Говорили Анна Владиславовна, племянница Константина Эммануиловича, и граф Виктор.
— Я готова убежать с Вами, — ясно прозвучал взволнованный голос девушки. — Куда угодно, если есть на то божья воля, мы можем обвенчаться с Вами, граф, в какой-нибудь тихой деревенской церкви.
— Я не верю своему счастью, — отозвался голос Виктора. — Когда мы бежим?
— Если хотите, завтра.
— Мы поедем ко мне в поместье. Вы знаете, как там хорошо в это время года, — голос Виктора, так же, как и голос Анны звучал взволнованно и пылко. — Мы поселимся там и будем вести тихий, уединённый образ жизни. Вдали от света, вдали от всей этой столичной суеты.

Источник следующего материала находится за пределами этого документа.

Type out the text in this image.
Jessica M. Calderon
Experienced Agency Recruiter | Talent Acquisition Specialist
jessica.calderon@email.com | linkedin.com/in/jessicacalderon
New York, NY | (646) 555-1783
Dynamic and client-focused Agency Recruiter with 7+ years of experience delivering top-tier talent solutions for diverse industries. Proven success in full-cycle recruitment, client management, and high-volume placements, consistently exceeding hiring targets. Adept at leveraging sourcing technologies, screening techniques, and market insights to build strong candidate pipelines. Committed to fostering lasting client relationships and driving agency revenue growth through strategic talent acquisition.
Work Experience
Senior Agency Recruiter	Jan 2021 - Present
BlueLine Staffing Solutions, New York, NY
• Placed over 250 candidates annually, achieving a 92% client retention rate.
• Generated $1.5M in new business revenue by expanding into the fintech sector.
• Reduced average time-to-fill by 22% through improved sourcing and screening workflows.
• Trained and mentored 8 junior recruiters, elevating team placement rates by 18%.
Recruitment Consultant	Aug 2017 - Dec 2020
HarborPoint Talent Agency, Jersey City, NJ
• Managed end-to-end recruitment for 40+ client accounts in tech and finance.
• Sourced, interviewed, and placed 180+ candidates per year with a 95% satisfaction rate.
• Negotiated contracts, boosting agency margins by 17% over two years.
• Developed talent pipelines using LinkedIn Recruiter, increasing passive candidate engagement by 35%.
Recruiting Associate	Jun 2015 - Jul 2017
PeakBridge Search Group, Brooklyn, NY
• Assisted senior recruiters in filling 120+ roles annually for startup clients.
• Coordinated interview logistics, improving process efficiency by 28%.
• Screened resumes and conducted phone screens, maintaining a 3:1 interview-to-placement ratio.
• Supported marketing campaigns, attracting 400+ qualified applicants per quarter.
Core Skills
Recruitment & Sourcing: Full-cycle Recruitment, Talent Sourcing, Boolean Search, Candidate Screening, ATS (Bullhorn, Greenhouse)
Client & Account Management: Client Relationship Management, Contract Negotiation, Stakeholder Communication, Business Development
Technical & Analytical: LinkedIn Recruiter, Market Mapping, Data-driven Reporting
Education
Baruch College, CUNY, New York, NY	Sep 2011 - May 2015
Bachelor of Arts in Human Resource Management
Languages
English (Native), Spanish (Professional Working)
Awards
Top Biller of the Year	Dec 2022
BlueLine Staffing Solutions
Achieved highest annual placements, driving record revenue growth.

— Боже мой, как мне надоел этот пыльный город, — вздохнула Анна. — Но зачем мы забрались в библиотеку? Пойдёмте. Мы можем вызвать подозрения. Пойдёмте отсюда.
— Погодите. Погодите минуту, Анна, — попросил Виктор. — Скажите мне, а что здесь за картиной?
— Там дядюшкин тайник с документами. Не нужно ничего трогать, пойдёмте, пойдёмте, Виктор.
Секретарь услышал, как заскрипела дверь и как удаляются их шаги.
«А ведь это совсем неплохо, если они уедут, — подумал он. — Если граф уберётся из города, может быть, я надолго избавлюсь от его безумных притязаний. Может быть, надолго, а может быть, и навсегда. Хорошо получается, удачно».